By Jan Walsh
Photography by Beau Gustafson
Executive chef James Boyce prepares Maine diver sea scallops and local corn nage. It is such a beautiful day that we decide to cook it on Galley and Garden’s patio, surrounded by their garden.
Nage is a broth flavored with white wine, vegetables, and herbs. It is used to poach seafood, and afterward reduced and thickened with cream or cream and butter. The term nage is derived from the French term à la nage (“while swimming”) and refers to cooking in a well-flavored court bouillon. Eventually nage’s meaning evolved to a broth, which can be served as a light sauce with the dish, just as Boyce does today.
1 shallot, thinly sliced
2 tablespoons whole butter
1 cup fresh silver-ear white corn
2 cups chicken stock
¼ cup heavy cream
salt and pepper
1 teaspoon olive oil
12 Maine diver scallops, patted dry
Place shallot and butter in a heavy saucepan and sweat slightly.
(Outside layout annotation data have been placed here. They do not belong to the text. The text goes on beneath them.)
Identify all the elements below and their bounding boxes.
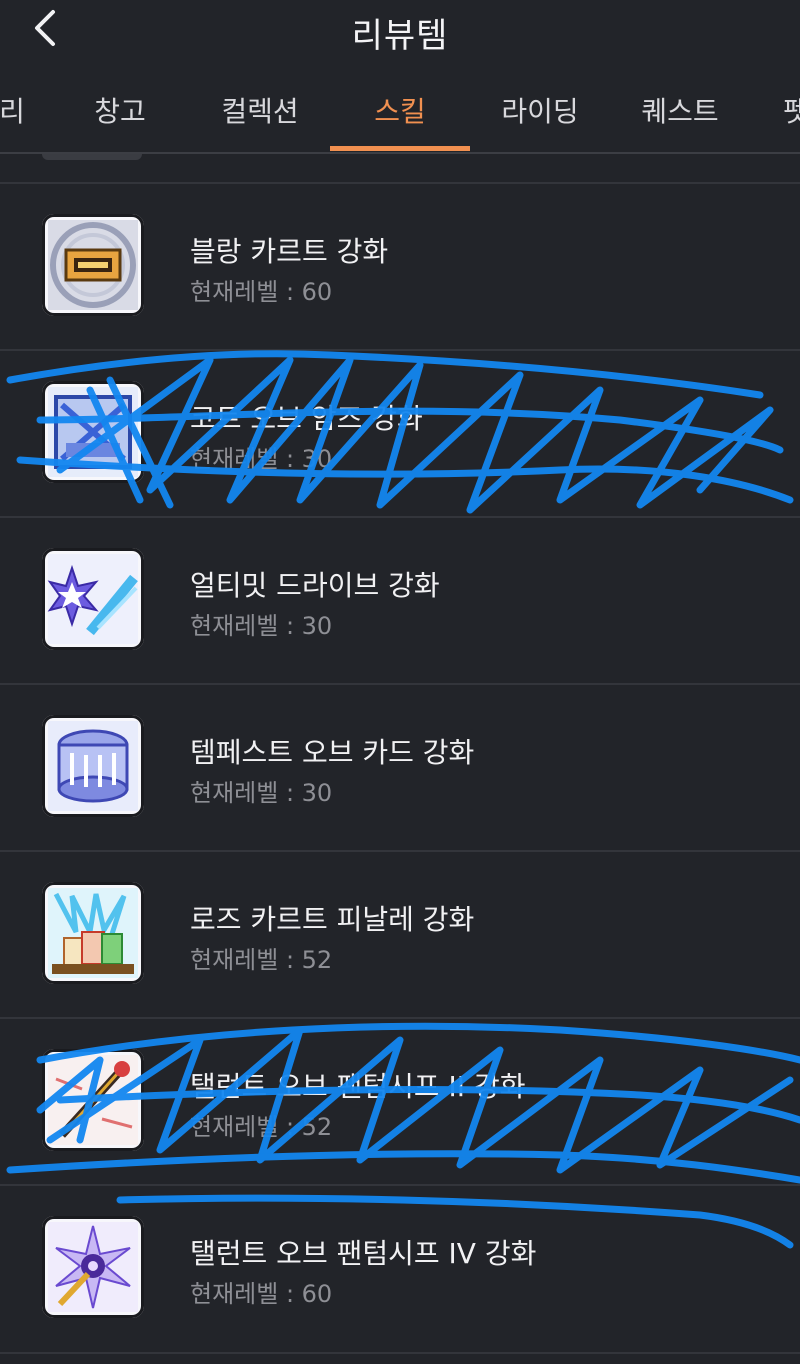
skill-level: 현재레벨 : 30 [190,612,333,640]
skill-row[interactable]: 탤런트 오브 팬텀시프 IV 강화 현재레벨 : 60 [0,1184,800,1354]
tab-collection[interactable]: 컬렉션 [221,90,298,130]
coat-of-arms-icon [42,381,144,483]
skill-level: 현재레벨 : 60 [190,1280,333,1308]
skill-name: 로즈 카르트 피날레 강화 [190,903,475,936]
skill-name: 탤런트 오브 팬텀시프 IV 강화 [190,1237,537,1270]
skill-row[interactable]: 로즈 카르트 피날레 강화 현재레벨 : 52 [0,850,800,1018]
skill-row[interactable]: 템페스트 오브 카드 강화 현재레벨 : 30 [0,683,800,851]
tab-skill[interactable]: 스킬 [374,90,426,130]
card-drum-icon [42,715,144,817]
rose-cards-icon [42,882,144,984]
tab-pet[interactable]: 펫 [783,90,800,130]
tab-bar: 리 창고 컬렉션 스킬 라이딩 퀘스트 펫 [0,66,800,154]
star-cane-icon [42,1216,144,1318]
skill-name: 블랑 카르트 강화 [190,235,389,268]
skill-row[interactable]: 블랑 카르트 강화 현재레벨 : 60 [0,182,800,350]
skill-name: 템페스트 오브 카드 강화 [190,736,475,769]
skill-level: 현재레벨 : 52 [190,946,333,974]
tab-partial-left[interactable]: 리 [0,90,25,130]
skill-name: 코트 오브 암즈 강화 [190,402,423,435]
skill-name: 얼티밋 드라이브 강화 [190,569,440,602]
skill-name: 탤런트 오브 팬텀시프 II 강화 [190,1070,526,1103]
tab-quest[interactable]: 퀘스트 [641,90,718,130]
skill-level: 현재레벨 : 60 [190,278,333,306]
cane-icon [42,1049,144,1151]
skill-level: 현재레벨 : 52 [190,1113,333,1141]
skill-level: 현재레벨 : 30 [190,445,333,473]
tab-storage[interactable]: 창고 [94,90,146,130]
tab-riding[interactable]: 라이딩 [501,90,578,130]
skill-level: 현재레벨 : 30 [190,779,333,807]
active-tab-indicator [330,146,470,151]
skill-row[interactable]: 코트 오브 암즈 강화 현재레벨 : 30 [0,349,800,517]
skill-row[interactable]: 얼티밋 드라이브 강화 현재레벨 : 30 [0,516,800,684]
top-bar: 리뷰템 [0,0,800,64]
skill-row[interactable]: 탤런트 오브 팬텀시프 II 강화 현재레벨 : 52 [0,1017,800,1185]
burst-icon [42,548,144,650]
page-title: 리뷰템 [351,16,449,56]
previous-row-edge [42,154,142,160]
card-icon [42,214,144,316]
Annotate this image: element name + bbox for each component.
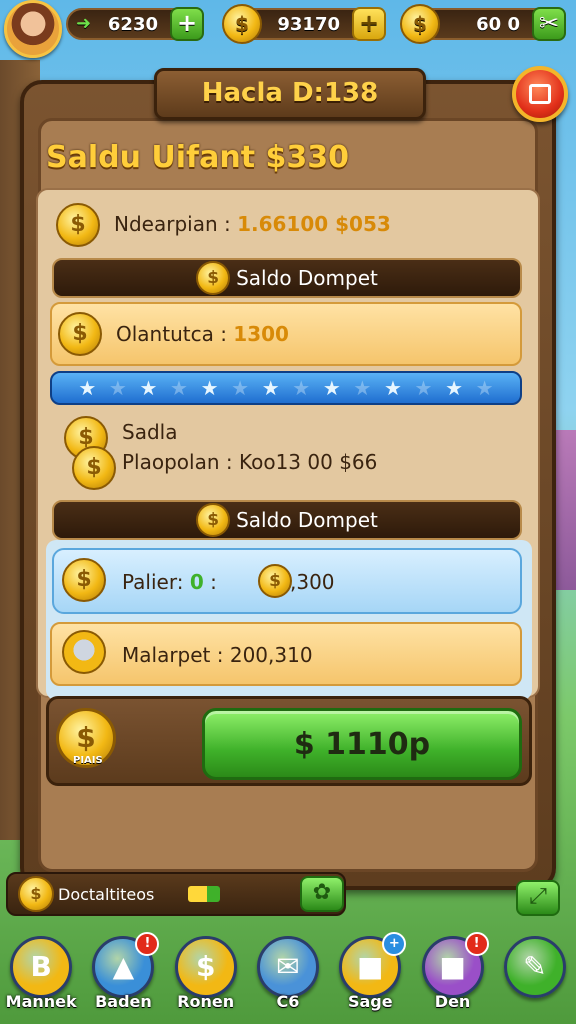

Add corn to pan with chicken stock and heavy cream. Cook for seven minutes. Allow to cool slightly. Puree in a food processor until smooth using care, as with any hot liquid. Adjust seasoning to taste and hold warm. Meanwhile, place a large skillet on medium high heat and allow oil to heat. When oil is very hot, but not smoking, place seasoned scallops in pan. Cook on each side for two minutes, allowing a golden crust to form. Remove from pan and keep warm. Spoon half of the corn nage onto a warm tray and place scallops on top. Serve remaining corn nage with individual plates. Serves six.